Ernest A. Canning is a retired attorney, author, and Vietnam Veteran (4th Infantry, Central Highlands 1968). He previously served as a Senior Advisor to Veterans For Bernie. Canning has been a member of the California state bar since 1977. In addition to a juris doctor, he has received both undergraduate and graduate degrees in political science. Follow him on twitter: @cann4ing
























Well said, Mr. Canning.
Hear! Hear!!
Question for Mr. Canning:
We hear so often in the media and from Democrats about protecting democracy in this election.
But aren’t we also protecting the idea of representative government as well?
Aren’t we also protecting our republic?
Can a truly representative republic exist without some democracy (i.e. the right to vote and the freedom to exoress political ideas publically)?
In the reverse, I don’t see how a democracy could exist without honestly representative government.
Can a democracy even exist without being at least somnething like a republic?
Can a real republic exist without democratic rights of voting and free expression?
I have difficulty separating these 2 things (democracy and republic).
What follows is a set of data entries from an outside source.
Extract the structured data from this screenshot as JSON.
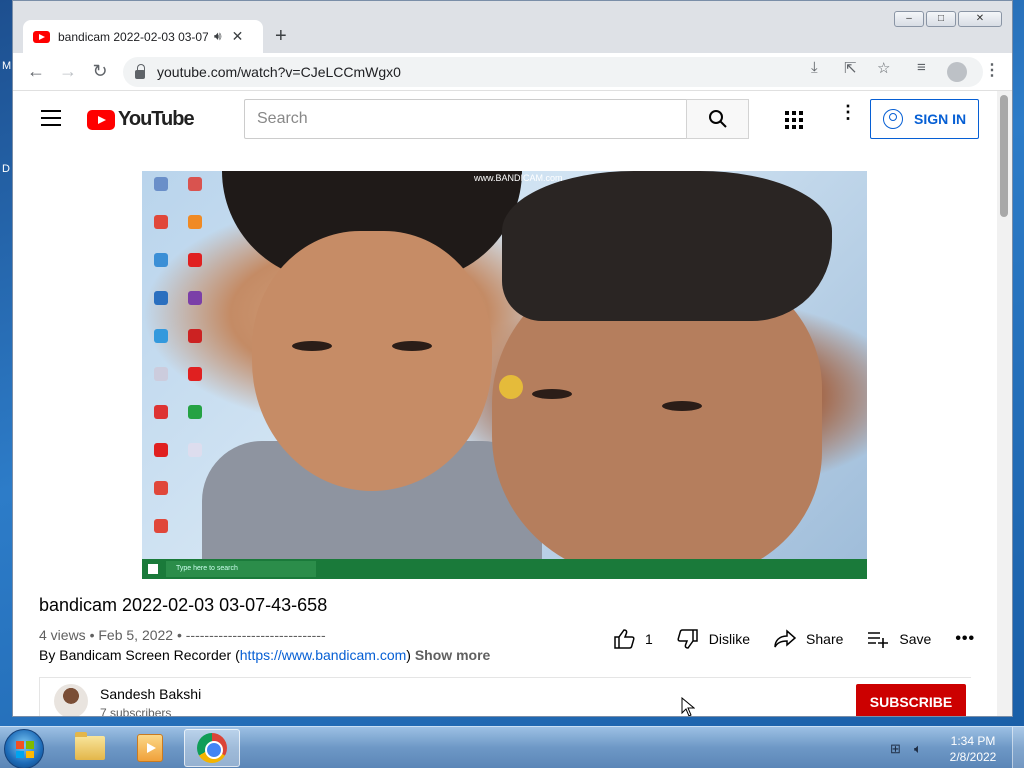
{
  "desktop": {
    "label_top": "M",
    "label_mid": "D"
  },
  "browser": {
    "tab_title": "bandicam 2022-02-03 03-07",
    "tab_audio_icon": "speaker-icon",
    "new_tab_label": "+",
    "url": "youtube.com/watch?v=CJeLCCmWgx0",
    "window_controls": {
      "minimize": "–",
      "maximize": "□",
      "close": "✕"
    }
  },
  "youtube": {
    "logo_text": "YouTube",
    "search_placeholder": "Search",
    "sign_in_label": "SIGN IN",
    "video": {
      "watermark": "www.BANDICAM.com",
      "inner_search_text": "Type here to search",
      "title": "bandicam 2022-02-03 03-07-43-658",
      "meta": "4 views • Feb 5, 2022 • ------------------------------",
      "byline_prefix": "By Bandicam Screen Recorder (",
      "byline_link": "https://www.bandicam.com",
      "byline_suffix": ")",
      "show_more": "Show more"
    },
    "actions": {
      "like_count": "1",
      "dislike_label": "Dislike",
      "share_label": "Share",
      "save_label": "Save",
      "more_label": "•••"
    },
    "channel": {
      "name": "Sandesh Bakshi",
      "subscribers": "7 subscribers",
      "subscribe_label": "SUBSCRIBE"
    }
  },
  "taskbar": {
    "time": "1:34 PM",
    "date": "2/8/2022",
    "apps": [
      "windows-explorer",
      "windows-media-player",
      "google-chrome"
    ]
  },
  "colors": {
    "youtube_red": "#ff0000",
    "link_blue": "#065fd4",
    "subscribe_red": "#cc0000"
  }
}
It just seems to me they belong together.
But what do I know?
Thoughtful question, DonL #2.
I’d recommend reading ‘America Is a Republic, Not a Democracy’ Is a Dangerous–And Wrong–Argument.
While there are undemocratic features that emerged from the Constitutional Convention — the electoral college, U.S. Senators appointed by State legislatures — the framers were clear on the fact that, in a republic, the People are sovereign. Hence, the Constitution begins with “We the People”.
We can strengthen the republic by strengthening democracy. In 1913 that occurred with passage of the 17th Amendment, which provided for direct election of U.S. Senators. Other means are set forth in the body of this article.
One thing is clear. If We the People lose the ability to determine our future via voter suppression, intimidation, partisan gerrymandering and the Supreme Court’s adoption of the Independent State Legislature theory, the U.S. will lose its status as a republican form of government. That form of government will be replaced by oligarchic fascism.
The ABA sayeth:
(The Preamble- Conversation Starters).
Gentlemen. start your engines.
‘America Is a Republic, Not a Democracy’ Is a Dangerous—And Wrong—Argument
Amen, Amen, Amen!
Our election office in Salt Lake City is being threatened by a Trumper so I’ve knocked on 567 doors. I couldn’t let this happen without trying.
Thanks for the great response, Mr. Canning, and any others who might have been responding to me, at least in part.
Just 1 more observation of mine on that whole “Republic vs Democracy” talking point long pushed by GOP/conservatives.
I think for a sizeable slice of Americans, the least-educated and least sophisticated politically, The word “Republic” implies *Republican PARTY*, while “Democracy” implies *Democratic PARTY*.
So when GOP leaders praise”Republican form of gov’t” over “Democracy”, these politically-challenged folks think they are talking about Republicans vs Democrats.
I really believe there are at least some Americans who are that dumb.